That I think convinces me that we need to support cancelation, the issue is how? What changes are needed in the APIs outlined in the go/cbt-cpp:async-dd (you have access to the direct link, but not the go/ link) design doc?

The next questions are in that spirit.


If we go this way cancellation would be an ordinary exception, so std::future should just work, no?

The question is what should an asynchronous function with futures return? In the design doc, I outlined APIs like this:

future<Foo> f = table.Operation(...);
// Use f.get() to block for a value or f.then() to set a callback.

Now, neither std::future<>, nor std::experimental::future<> have a "cancel" member function, so where is the application supposed to say "cancel"?

For the noex:: APIs where we are returning void it is not hard to see us returning a different thing. I guess we could return a std::pair<> with a future and the cancelation object?

Or we could "enhance" the future<> class to support a cancel() request? I do not like that idea because I want a class that can be replaced with std::experimental::future<> once that becomes widely available (2020 is not that far into the future).

For bulk mutations, it doesn't seem a problem unless the mutations are on the server side and if they are, tough luck - cancellation is likely to be ignored, unless it refers to all requests stuck on the server side.

The issue(s) with bulk mutations are two fold (both minor for this discussion I think):

Thoughts?

dopiera commented 5 years ago

If we go this way cancellation would be an ordinary exception, so std::future should just work, no?

The question is what should an asynchronous function with futures return? In the design doc, I outlined APIs like this [...]

The part which I meant here was indicating the cancellation, along the lines with your response - "operation cancelled" would be one of the possible failures.

I guess we could return a std::pair<> with a future and the cancelation object?

I was actually hoping that we could somehow use the shared state from the future as a way to address the related request so that you could have a AsyncTable::CancelOperation method, which would accept a future<> as a handle. The pair<> was my second choice, but TBH I think it's a bit ugly. I spent some considerable amount of time trying to figure out if there's a clean way to implement the CancelOperation, but I only had hacky ideas.

A slight improvement to std::pair is to have a custom object - it might be more convenient than using opaque first and second.

I do not like that idea because I want a class that can be replaced with std::experimental::future<>

I understand the point, but I think it's worth noting that that's how Java solves it - by having cancel() on their Future.

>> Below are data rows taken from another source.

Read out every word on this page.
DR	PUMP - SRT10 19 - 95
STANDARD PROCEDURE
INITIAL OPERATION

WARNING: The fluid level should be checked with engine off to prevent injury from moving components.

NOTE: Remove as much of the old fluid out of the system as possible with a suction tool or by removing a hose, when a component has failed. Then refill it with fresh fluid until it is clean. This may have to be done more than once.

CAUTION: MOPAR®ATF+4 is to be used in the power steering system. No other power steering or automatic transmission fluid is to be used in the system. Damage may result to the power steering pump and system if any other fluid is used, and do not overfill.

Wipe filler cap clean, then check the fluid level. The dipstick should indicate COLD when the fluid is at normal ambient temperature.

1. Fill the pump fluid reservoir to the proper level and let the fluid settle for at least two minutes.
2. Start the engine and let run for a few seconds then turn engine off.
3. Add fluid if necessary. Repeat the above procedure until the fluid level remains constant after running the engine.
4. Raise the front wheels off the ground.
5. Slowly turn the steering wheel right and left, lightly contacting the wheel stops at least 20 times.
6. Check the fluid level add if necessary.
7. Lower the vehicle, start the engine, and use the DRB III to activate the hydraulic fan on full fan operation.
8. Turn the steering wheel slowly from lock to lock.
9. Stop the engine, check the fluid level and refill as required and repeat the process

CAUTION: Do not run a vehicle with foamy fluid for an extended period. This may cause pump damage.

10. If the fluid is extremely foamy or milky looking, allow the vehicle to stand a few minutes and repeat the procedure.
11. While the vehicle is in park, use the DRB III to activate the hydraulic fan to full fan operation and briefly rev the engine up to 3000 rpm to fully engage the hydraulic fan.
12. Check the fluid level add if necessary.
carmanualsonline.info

Yet another approach would be golang way - make the contexts cancellable. Unfortunately. the gRPC contexts don't support it, so we'd have to wrap them, and manually track request to context mapping. I'm not sure I'm a big fan of this approach, because it doesn't seem in line with everything else in the API.

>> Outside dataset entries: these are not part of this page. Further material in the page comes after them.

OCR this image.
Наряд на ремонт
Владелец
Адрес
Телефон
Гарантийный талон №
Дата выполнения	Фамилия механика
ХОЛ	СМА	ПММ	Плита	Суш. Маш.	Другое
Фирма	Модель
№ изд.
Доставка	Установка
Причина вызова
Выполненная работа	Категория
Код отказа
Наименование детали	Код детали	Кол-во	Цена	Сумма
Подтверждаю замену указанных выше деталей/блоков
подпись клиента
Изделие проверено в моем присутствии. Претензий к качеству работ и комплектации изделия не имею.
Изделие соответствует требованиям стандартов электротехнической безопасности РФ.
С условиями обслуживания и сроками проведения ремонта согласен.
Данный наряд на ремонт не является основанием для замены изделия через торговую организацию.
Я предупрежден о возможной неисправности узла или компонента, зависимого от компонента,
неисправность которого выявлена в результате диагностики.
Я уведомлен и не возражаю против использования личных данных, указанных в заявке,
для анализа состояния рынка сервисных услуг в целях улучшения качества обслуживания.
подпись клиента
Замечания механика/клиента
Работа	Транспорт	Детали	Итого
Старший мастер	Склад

Having put more thought into it, I think there is one more caveat: cancelling a chain of requests. The cool part about the std::future<>::then() is that you can be left with just one future holding the whole chain (if my understanding is correct). Getting the cancellation object outside of the continuation might be tricky, which IMO is an argument for either improving the future<> or the golang way.

It seems I'm asking more questions than giving answers, maybe I should stop :). I guess given these choices, I'm leaning towards the golang way (deadlines are in the context too after all).

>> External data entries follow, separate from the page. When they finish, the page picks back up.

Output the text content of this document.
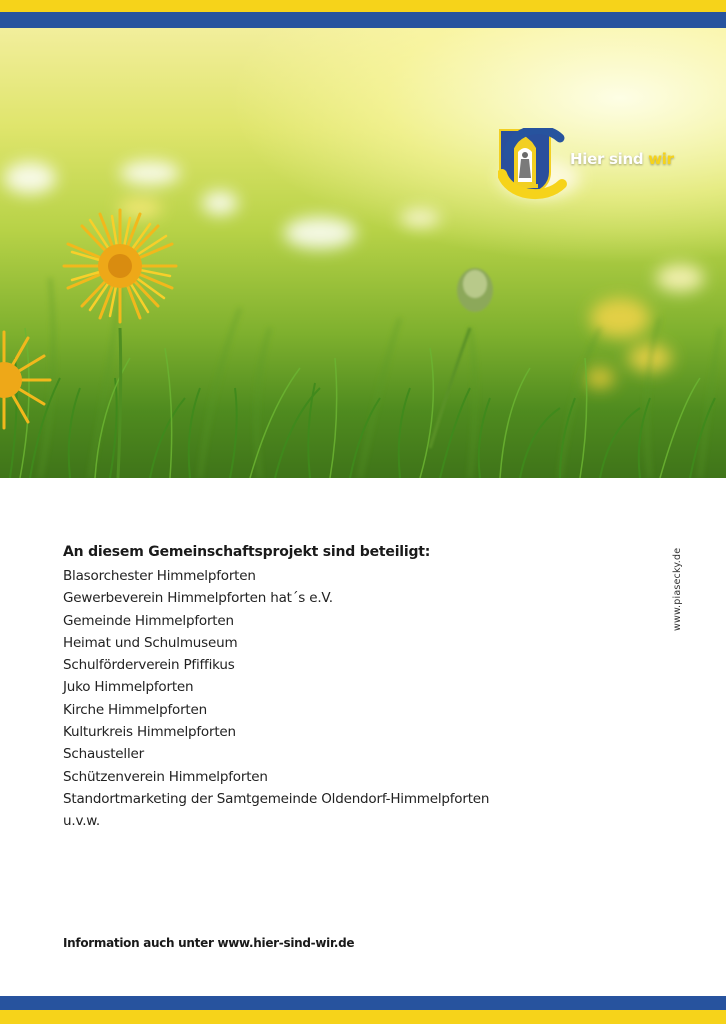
Hier sind wir
An diesem Gemeinschaftsprojekt sind beteiligt:
Blasorchester Himmelpforten
Gewerbeverein Himmelpforten hat´s e.V.
Gemeinde Himmelpforten
Heimat und Schulmuseum
Schulförderverein Pfiffikus
Juko Himmelpforten
Kirche Himmelpforten
Kulturkreis Himmelpforten
Schausteller
Schützenverein Himmelpforten
Standortmarketing der Samtgemeinde Oldendorf-Himmelpforten
u.v.w.
www.piasecky.de
Information auch unter www.hier-sind-wir.de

A different API design question (but probably less important): the Apply() and BulkApply call use move semantics to minimize the number of copies from the application down to the gRPC layer, some of these mutations are large sometimes. Move semantics are Okay when things succeed: "I stole your data buffers but I did something useful with them" is a reasonable excuse, but when we signal a failure/cancellation: should we give the buffers back to the application ("I was borrowing these buffers, but now I cannot use them, take them back").

Is there any argument against it? I imagine, we'd return those buffers together with the errors.

houglum commented 5 years ago

I don't have much to contribute here, except for a couple things:

A slight improvement to std::pair is to have a custom object - it might be more convenient than using opaque first and second.

I agree with this, as it's more extensible and cleaner (IMO) than a std::pair.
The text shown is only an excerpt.